Let C be a continuous and self-avoiding curve on the plane. A curve from A to B is called a C-segment if it connects points A and B, and is similar to C. A set S of points one the plane is called C-convex if for any two distinct points P and Q in S, all the points on the C-segment from P to Q is contained in S.
Prove that a bounded C-convex set with at least two points exists if and only if C is a line segment PQ.
(We say that two curves are similar if one is obtainable from the other by rotating, magnifying and translating.)

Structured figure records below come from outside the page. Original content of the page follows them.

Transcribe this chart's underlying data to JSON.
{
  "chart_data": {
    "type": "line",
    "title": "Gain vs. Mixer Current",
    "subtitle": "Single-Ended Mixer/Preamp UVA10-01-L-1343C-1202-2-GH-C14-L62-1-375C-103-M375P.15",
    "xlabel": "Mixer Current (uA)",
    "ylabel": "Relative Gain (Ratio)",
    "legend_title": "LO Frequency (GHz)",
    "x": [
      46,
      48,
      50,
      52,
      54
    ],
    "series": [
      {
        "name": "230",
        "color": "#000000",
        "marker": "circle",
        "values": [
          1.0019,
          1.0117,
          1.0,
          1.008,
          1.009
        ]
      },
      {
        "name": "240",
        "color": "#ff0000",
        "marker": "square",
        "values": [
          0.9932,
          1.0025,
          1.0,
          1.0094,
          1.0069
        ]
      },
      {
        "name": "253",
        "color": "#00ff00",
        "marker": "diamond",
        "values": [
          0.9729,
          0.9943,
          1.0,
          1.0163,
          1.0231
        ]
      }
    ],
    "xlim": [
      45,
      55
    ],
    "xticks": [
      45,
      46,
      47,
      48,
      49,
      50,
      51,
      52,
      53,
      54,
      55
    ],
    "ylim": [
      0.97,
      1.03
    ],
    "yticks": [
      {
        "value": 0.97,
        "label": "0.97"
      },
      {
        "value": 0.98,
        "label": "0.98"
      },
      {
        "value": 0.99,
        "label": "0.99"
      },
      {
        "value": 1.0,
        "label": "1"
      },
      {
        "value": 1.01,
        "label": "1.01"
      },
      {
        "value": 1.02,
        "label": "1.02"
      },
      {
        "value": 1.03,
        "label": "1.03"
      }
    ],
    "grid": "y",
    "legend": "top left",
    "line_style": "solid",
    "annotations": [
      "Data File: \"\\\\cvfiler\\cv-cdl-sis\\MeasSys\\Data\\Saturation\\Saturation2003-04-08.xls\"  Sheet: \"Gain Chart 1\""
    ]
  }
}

Cyrve의 Similarity의 정의에서 C를 magnifying 해도 좋다는 말이 reducing도 된다는 말을 포함하나요?
Yes. It is OK to shrink a curve to get a similar curve.
P와 Q를 연결하는 모든 C와 similar한 커브가 S 위에 있어야 하나요?
C와 similar한 모든 curve가 S 위에 있어야 겠죠. (많아야 4개 밖에 없지 않나요? 시작점 끝점이 고정되니까요)
Yes.. All curves from P to Q similar to C should be on S.
4개가 가능하다면 curve를 뒤집는 것도 되는건가요?
문제와 큰 상관은 없겠지만 지금 적힌 것만 읽어서는 뒤집어도 무관한 것 같네요.